To end this section on physiopathological mechanisms, Julie Dumonceaux (F) partly confirmed the results of Rossella Tupler by showing that the over expression of human or murine FRG1 by AAV gene transfer in the mouse causes a severe dystrophic phenotype. This shows that the disease can begin after birth and thus indicates a minor role for FRG1 over expression during embryonic development. She is currently developing shRNAs capable of destroying the excess FRG1 mRNA produced in pathological situations.

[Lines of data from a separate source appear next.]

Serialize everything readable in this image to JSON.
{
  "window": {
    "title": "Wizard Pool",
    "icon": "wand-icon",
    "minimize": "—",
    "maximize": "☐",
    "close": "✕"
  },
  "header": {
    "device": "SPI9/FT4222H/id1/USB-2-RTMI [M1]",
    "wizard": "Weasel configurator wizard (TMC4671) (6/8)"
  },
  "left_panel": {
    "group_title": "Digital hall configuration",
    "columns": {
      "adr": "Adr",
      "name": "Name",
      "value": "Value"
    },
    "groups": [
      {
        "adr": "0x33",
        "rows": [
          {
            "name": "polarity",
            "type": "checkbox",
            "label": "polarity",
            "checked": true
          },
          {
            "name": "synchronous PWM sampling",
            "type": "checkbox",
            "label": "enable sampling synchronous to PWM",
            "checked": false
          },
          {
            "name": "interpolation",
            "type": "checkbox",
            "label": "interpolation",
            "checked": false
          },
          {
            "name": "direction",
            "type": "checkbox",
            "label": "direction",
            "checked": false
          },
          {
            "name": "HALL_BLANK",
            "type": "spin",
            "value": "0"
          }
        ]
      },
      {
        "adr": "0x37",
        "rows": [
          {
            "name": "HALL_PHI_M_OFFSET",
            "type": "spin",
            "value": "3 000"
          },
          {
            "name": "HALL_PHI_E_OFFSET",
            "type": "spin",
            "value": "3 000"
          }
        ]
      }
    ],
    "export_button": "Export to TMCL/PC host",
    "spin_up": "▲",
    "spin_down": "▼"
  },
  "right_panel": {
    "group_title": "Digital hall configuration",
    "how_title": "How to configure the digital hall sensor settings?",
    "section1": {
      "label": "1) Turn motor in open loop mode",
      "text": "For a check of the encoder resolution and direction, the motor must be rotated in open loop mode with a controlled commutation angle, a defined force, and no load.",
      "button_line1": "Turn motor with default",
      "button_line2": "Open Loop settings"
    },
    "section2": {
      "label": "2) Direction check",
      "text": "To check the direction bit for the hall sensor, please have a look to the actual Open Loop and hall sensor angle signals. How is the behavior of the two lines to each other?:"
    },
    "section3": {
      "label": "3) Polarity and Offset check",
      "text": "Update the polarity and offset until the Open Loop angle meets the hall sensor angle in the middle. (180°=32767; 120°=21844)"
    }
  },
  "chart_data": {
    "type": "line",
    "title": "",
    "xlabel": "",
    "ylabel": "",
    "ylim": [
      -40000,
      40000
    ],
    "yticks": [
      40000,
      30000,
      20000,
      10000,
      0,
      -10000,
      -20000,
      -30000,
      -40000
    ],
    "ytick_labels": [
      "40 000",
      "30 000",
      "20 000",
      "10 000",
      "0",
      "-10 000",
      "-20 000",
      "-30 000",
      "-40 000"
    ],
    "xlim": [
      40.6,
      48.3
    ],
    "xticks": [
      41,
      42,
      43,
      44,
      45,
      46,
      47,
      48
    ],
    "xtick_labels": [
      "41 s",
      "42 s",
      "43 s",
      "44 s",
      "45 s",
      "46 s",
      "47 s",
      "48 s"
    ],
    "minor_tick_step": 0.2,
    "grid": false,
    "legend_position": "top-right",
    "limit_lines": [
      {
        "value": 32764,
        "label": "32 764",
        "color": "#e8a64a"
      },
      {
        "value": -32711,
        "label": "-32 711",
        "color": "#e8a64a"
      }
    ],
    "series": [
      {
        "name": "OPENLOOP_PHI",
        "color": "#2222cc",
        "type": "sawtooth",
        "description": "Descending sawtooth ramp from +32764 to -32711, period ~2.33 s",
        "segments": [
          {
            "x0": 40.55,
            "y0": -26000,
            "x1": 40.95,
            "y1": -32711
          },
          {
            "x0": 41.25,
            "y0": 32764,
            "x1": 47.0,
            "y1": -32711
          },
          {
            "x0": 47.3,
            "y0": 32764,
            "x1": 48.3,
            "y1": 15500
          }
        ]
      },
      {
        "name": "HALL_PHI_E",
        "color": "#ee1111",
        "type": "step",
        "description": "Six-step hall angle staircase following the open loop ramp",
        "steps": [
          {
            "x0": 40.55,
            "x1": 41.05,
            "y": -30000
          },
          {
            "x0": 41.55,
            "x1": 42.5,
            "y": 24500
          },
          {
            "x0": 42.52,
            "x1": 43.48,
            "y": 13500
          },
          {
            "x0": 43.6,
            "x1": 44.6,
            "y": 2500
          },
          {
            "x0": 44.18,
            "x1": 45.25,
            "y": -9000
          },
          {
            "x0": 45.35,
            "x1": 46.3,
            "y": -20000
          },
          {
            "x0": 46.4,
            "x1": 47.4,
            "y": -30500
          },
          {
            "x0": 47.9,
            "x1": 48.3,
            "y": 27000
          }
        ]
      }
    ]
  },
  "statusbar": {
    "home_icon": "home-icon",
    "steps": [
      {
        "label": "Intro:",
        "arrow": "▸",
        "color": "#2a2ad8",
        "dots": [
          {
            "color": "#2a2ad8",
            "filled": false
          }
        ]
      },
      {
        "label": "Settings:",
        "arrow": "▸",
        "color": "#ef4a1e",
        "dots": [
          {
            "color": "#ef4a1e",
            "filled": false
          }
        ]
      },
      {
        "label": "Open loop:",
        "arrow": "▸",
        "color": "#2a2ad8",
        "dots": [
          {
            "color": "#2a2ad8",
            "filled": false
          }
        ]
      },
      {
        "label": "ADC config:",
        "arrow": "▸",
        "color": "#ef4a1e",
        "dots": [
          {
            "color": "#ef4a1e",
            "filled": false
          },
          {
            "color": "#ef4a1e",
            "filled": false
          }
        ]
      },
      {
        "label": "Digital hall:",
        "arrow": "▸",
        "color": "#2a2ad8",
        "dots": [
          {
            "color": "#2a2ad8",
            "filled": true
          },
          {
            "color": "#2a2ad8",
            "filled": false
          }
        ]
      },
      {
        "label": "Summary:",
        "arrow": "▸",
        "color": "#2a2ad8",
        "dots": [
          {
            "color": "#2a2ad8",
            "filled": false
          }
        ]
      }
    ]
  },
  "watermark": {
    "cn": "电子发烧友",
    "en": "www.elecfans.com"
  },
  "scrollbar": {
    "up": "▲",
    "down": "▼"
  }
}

Chromatin modification : Yegor Vassetzky’s (F) research seemed to merge all of the proposed physiopathological hypothesis. The normal D4Z4 locus could act like a silencer by fixing to the nuclear envelope matrix. The neighbouring genes FRG1, FRG2, ANT1 and Dux4 will therefore be turned off. He also showed that the D4Z4 region contains an enhancer activated by the Kruppel like factor 15 (KLF15). D4Z4 contractions would render the silencer inoperative (i.e. more S/MAR (scaffold/matrix attached region) interactions with the nuclear matrix) and would expose the aforementioned neighbouring genes to the enhancer/KLF15.
Conclusion
Several proteins are now well characterized as being over expressed in FSHD patients. It is very likely that these proteins belong to the same cascade of events. In vitro, D4Z4 controls the FRG1 promoter (not the FRG2 promoter) and D4Z4 contractions induce over expression of Dux4. Finally, over expression of FRG1 in vivo, results in a muscular dystrophy similar to FSHD. A deregulation of FRG1 is thus sufficient to cause this pathology in the mouse. Furthermore, in these mice, over expression of ANT1 has been observed. It should be noted that deregulation of FRG2 is not possible because this gene does not exist in the mouse.
To finish, Claude Desnuelle (F) spoke about a phase I autologous myoblast transplantation clinical trial that he has initiated. Three patients have already been selected and no major side effects were observed six months after transplantation. Magnetic resonance imaging (MRI) and force tests are in progress.